Dalam usulannya, Kementerian Keuangan mengajukan penurunan tarif impor MFN untuk bensin tanpa timbal dari 10% menjadi 0%, mencakup kode HS 2710.12.21, 2710.12.22, 2710.12.24, dan 2710.12.25. Penurunan yang sama juga diusulkan untuk preparat yang digunakan untuk mencampur bensin seperti nafta dan reformate (kode HS 2710.12.80).
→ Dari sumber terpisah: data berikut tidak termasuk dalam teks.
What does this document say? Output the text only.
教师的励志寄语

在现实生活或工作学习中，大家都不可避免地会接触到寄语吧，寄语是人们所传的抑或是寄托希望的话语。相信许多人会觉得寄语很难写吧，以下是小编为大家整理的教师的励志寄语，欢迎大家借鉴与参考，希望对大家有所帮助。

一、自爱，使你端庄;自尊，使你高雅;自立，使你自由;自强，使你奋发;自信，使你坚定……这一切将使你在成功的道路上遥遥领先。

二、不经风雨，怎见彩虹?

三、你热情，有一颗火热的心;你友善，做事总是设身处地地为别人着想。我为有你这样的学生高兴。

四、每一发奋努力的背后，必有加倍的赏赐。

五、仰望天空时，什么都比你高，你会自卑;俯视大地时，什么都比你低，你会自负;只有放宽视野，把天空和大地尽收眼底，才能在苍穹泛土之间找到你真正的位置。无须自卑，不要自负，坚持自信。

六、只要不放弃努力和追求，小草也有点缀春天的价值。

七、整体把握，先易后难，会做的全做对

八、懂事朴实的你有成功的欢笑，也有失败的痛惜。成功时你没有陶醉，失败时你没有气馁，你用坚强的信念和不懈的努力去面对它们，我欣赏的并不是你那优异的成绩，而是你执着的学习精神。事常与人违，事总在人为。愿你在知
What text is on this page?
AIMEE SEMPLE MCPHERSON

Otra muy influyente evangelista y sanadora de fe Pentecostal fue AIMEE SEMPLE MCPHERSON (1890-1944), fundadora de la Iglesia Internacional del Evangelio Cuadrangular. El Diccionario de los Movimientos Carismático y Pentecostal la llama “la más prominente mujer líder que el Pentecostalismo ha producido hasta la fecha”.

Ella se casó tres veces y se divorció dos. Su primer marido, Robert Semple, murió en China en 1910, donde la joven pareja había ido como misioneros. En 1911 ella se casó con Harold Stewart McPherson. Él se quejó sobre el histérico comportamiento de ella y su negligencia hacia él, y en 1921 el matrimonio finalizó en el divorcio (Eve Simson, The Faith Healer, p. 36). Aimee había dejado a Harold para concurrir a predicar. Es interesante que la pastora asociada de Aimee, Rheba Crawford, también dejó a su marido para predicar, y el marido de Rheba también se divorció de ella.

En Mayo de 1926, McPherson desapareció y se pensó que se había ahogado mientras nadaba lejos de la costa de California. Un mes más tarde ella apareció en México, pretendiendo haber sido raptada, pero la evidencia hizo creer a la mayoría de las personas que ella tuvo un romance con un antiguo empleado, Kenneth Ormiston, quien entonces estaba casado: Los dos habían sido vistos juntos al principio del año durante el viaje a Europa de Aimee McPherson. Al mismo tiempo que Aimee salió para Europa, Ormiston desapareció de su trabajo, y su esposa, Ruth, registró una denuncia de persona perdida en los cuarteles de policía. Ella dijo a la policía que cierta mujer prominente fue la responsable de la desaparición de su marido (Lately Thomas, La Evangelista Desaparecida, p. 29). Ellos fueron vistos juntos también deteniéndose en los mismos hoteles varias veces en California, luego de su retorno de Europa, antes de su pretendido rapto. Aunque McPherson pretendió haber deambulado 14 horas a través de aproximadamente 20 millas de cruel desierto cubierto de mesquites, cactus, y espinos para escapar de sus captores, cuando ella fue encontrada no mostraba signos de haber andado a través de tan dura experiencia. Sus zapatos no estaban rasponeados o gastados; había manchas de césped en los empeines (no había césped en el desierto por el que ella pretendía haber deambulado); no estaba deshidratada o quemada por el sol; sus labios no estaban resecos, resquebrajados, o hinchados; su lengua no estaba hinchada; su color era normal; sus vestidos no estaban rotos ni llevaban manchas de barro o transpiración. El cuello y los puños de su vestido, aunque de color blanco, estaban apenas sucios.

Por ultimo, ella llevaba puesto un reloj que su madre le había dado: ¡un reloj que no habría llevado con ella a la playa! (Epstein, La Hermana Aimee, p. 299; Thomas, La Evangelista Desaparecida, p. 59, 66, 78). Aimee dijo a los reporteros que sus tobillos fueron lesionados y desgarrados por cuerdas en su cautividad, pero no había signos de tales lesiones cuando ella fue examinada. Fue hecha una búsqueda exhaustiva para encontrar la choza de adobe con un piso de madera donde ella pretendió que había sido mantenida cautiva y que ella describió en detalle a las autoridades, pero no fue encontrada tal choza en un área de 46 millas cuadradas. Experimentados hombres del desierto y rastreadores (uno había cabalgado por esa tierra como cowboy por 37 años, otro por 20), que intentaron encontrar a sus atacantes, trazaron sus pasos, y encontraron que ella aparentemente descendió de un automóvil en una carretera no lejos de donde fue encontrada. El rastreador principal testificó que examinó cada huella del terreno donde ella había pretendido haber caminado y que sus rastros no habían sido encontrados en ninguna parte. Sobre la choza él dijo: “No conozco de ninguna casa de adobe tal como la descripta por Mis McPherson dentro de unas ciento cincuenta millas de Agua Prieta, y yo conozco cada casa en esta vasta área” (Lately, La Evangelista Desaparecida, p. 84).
Selain itu, tarif MFN untuk sejumlah produk lain diusulkan turun dari 7% menjadi 0%, termasuk bahan bakar diesel, berbagai jenis minyak bakar, bahan bakar penerbangan, dan minyak tanah. Kementerian Keuangan juga mengusulkan pengurangan tarif impor MFN dari 3% menjadi 0% untuk kelompok barang seperti xylene, kondensat, dan P-xylene. Adapun hidrokarbon siklik lainnya dengan kode HS 2902.90.90 diusulkan turun dari 2% menjadi 0%.
Berdasarkan perhitungan yang disampaikan, proyeksi penurunan penerimaan anggaran negara pada 2025—berdasarkan omzet impor—diperkirakan sekitar 1.024 miliar VND. Rancangan Keputusan ini diharapkan berlaku sejak tanggal penandatanganan hingga 30 April 2026. Jika diperlukan perpanjangan, Kementerian Perindustrian dan Perdagangan akan mengajukan usulan kepada Kementerian Keuangan untuk kemudian disusun dan disampaikan kepada Pemerintah melalui penerbitan Resolusi guna memperpanjang masa berlaku kebijakan tersebut.